In the five years since Converge released the amazing All We Love We Leave Behind, the members of Converge have kept themselves busy with a whole lot of other projects: Wear Your Wounds, Old Man Gloom, Mutoid Man, All Pigs Must Die, Kurt Ballou’s peerless career as the greatest producer working in heavy music today. And so when they all come back together for this album, it feels miraculous, like some sort of underground-music Voltron reassembling itself. These guys all know exactly what they’re doing, and as great as those other bands may be, they’ve got a greater chemistry with one another than they have with anyone else. They’re the Golden State Warriors of this shit — so dazzlingly talented together that it almost doesn’t feel fair to compare them to other bands. Maybe because they’ve taken that time off, they’re able to approach their music with a renewed intensity; if anything, they’re an even more potent unit now than they were last time. And maybe it’s because of all the shit that’s happened in the world since the last time we heard them, but what they’re doing now feels as urgent as it ever has. Converge will never release another album as influential as their 2001 masterpiece Jane Doe. But in The Dusk In Us, they’ve made something that could be just as powerful. Don’t hurt yourself trying to backflip to it.
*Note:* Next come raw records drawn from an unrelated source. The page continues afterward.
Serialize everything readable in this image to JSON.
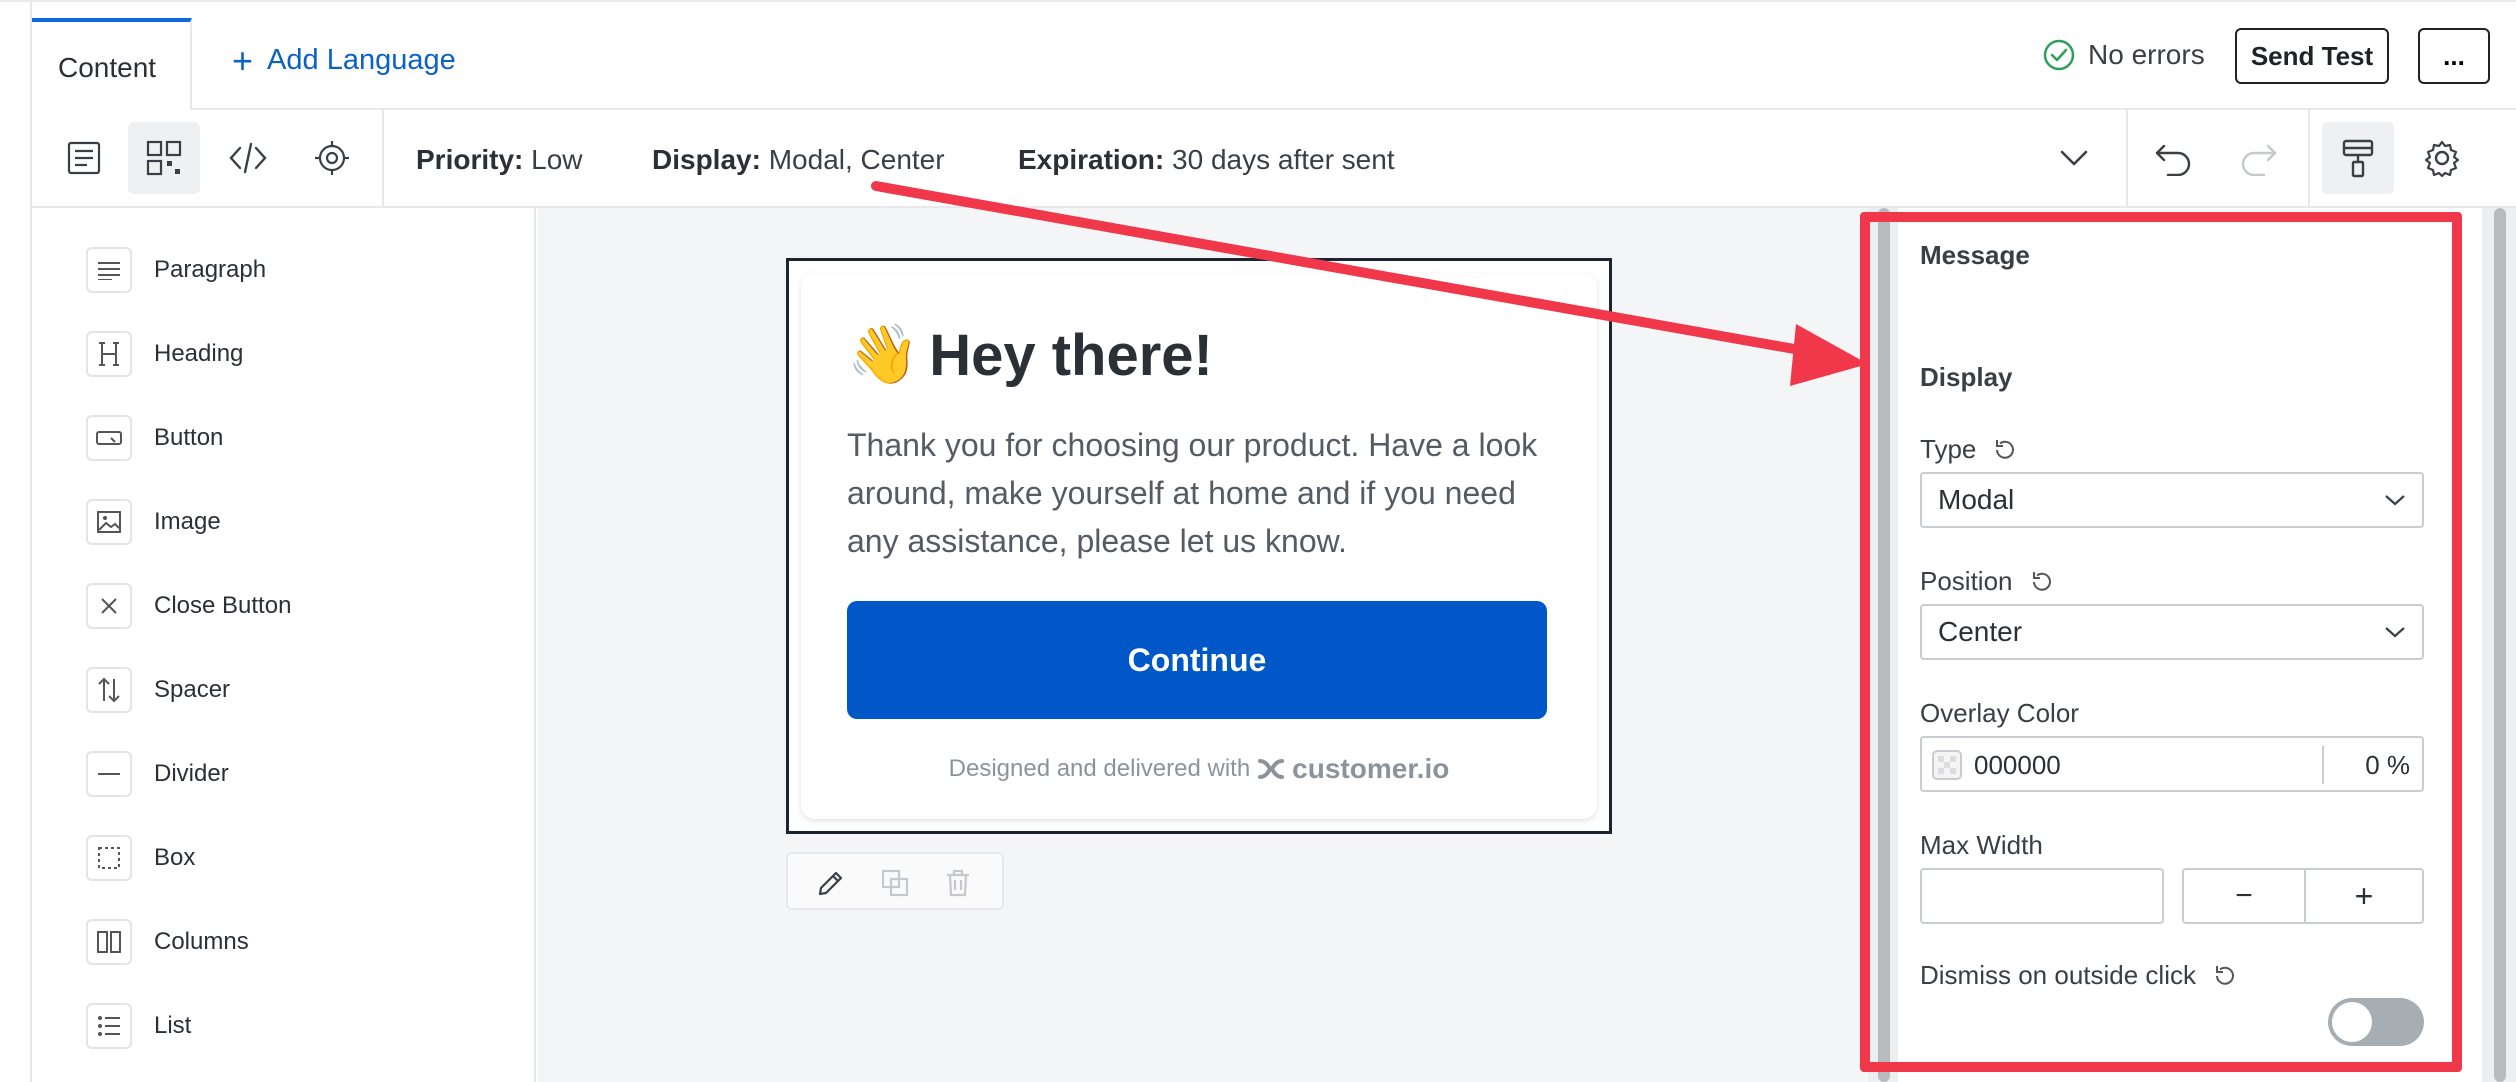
{
  "header": {
    "tab_content": "Content",
    "add_language": "Add Language",
    "status": "No errors",
    "send_test": "Send Test",
    "more": "..."
  },
  "toolbar": {
    "priority_label": "Priority:",
    "priority_value": "Low",
    "display_label": "Display:",
    "display_value": "Modal, Center",
    "expiration_label": "Expiration:",
    "expiration_value": "30 days after sent",
    "icons": [
      "document-icon",
      "grid-blocks-icon",
      "code-icon",
      "target-icon",
      "chevron-down-icon",
      "undo-icon",
      "redo-icon",
      "paint-roller-icon",
      "gear-icon"
    ]
  },
  "palette": {
    "items": [
      {
        "label": "Paragraph",
        "icon": "paragraph-icon"
      },
      {
        "label": "Heading",
        "icon": "heading-icon"
      },
      {
        "label": "Button",
        "icon": "button-icon"
      },
      {
        "label": "Image",
        "icon": "image-icon"
      },
      {
        "label": "Close Button",
        "icon": "close-icon"
      },
      {
        "label": "Spacer",
        "icon": "spacer-icon"
      },
      {
        "label": "Divider",
        "icon": "divider-icon"
      },
      {
        "label": "Box",
        "icon": "box-icon"
      },
      {
        "label": "Columns",
        "icon": "columns-icon"
      },
      {
        "label": "List",
        "icon": "list-icon"
      }
    ]
  },
  "modal": {
    "emoji": "👋",
    "title": "Hey there!",
    "body": "Thank you for choosing our product. Have a look around, make yourself at home and if you need any assistance, please let us know.",
    "button": "Continue",
    "footer": "Designed and delivered with",
    "brand": "customer.io"
  },
  "panel": {
    "section_message": "Message",
    "section_display": "Display",
    "type_label": "Type",
    "type_value": "Modal",
    "position_label": "Position",
    "position_value": "Center",
    "overlay_label": "Overlay Color",
    "overlay_value": "000000",
    "overlay_opacity": "0 %",
    "max_width_label": "Max Width",
    "max_width_value": "",
    "minus": "−",
    "plus": "+",
    "dismiss_label": "Dismiss on outside click",
    "dismiss_enabled": false
  },
  "colors": {
    "accent": "#0b62c4",
    "button": "#0057c7",
    "highlight": "#f0384a",
    "status_ok": "#2e9e5b"
  }
}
The Dusk In Us is out 11/3 on Epitaph/Deathwish, Inc.
Other albums of note out this week:
• Sam Smith’s misleadingly titled bummed-out adult-contempo return The Thrill Of It All.
• Shamir’s personal DIY-rock reinvention Revelations.
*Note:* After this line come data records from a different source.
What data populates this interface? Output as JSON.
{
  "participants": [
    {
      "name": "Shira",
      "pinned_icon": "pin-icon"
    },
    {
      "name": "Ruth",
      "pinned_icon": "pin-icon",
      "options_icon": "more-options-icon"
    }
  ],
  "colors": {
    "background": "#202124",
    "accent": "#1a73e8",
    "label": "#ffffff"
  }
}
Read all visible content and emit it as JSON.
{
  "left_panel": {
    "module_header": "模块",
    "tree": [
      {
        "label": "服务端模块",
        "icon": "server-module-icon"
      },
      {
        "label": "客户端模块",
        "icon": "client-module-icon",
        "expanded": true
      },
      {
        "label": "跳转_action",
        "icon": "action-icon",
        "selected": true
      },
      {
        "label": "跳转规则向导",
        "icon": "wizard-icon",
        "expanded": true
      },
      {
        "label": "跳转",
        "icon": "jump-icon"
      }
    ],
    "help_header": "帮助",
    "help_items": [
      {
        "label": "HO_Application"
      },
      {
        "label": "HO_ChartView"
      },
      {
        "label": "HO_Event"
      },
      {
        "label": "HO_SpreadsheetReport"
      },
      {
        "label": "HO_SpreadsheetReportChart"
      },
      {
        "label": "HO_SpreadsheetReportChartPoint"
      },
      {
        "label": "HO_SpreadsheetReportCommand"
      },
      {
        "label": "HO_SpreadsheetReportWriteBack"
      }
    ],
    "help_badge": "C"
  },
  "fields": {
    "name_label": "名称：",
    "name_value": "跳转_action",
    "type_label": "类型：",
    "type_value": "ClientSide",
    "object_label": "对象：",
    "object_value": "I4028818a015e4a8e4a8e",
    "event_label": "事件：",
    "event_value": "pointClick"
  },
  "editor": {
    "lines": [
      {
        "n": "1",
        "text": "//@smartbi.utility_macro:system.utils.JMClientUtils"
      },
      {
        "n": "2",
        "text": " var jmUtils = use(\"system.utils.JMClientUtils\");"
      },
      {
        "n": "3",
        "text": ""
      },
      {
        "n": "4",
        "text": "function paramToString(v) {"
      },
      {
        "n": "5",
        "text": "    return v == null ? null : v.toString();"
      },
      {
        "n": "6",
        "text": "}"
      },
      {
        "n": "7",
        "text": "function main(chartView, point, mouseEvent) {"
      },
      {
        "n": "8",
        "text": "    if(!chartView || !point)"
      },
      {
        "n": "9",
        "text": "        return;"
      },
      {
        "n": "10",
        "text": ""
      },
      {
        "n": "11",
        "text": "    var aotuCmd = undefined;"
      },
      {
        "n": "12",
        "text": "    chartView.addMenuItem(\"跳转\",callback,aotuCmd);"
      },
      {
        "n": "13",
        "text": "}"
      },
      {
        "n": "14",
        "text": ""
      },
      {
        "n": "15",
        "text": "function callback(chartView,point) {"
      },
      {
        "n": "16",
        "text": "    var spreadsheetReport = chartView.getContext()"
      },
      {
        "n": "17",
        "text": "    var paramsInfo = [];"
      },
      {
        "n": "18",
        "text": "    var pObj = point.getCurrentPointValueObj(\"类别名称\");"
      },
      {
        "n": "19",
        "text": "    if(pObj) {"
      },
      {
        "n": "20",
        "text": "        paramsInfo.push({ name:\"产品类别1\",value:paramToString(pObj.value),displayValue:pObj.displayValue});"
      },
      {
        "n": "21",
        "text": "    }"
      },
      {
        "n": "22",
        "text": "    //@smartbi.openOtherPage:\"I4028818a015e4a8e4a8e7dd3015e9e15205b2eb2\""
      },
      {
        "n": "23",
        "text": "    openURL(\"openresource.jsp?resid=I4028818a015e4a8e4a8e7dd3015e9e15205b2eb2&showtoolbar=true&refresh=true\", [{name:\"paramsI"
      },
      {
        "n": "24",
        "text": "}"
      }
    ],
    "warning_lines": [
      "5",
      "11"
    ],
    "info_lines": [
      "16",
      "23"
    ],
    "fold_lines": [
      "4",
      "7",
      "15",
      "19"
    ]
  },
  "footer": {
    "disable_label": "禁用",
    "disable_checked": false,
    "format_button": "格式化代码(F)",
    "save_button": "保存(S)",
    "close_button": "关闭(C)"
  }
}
• Tomas Barfod’s slick, melodic dance album Paloma.
• Gunn-Truscinski Duo’s heady, meditative Bay Head.
• Bad History Month’s self-examining DIY LP Dead And Loving It: An Introductory Exploration of Pessimysticism.
• Mai Lan’s idiosyncratic pop LP Autopilote.
• Jonti’s bright, colorful electronic album Tokorats.
• Rabit’s haunted, desolate Les Fleurs Du Mal.
• Lost Horizons’ atmospheric, emotional debut Ojalá.
• Pope’s downcast fuzz-rocker True Talent Champion.
• The Cornshed Sisters’ playful folk-popper Honey & Tar.
• Bibio’s studio psych-popper Phantom Brickworks.
• Null + Void’s moody, ominous debut Cryosleep.
• Liima’s synthy, nocturnal 1982.
• Friendship’s conversational, heartfelt Shock Out Of Season.
• Miya Folick’s Give It To Me EP.
• S U R V I V E’s remix EP RR7387.
• Anna St. Louis’ First Songs cassette.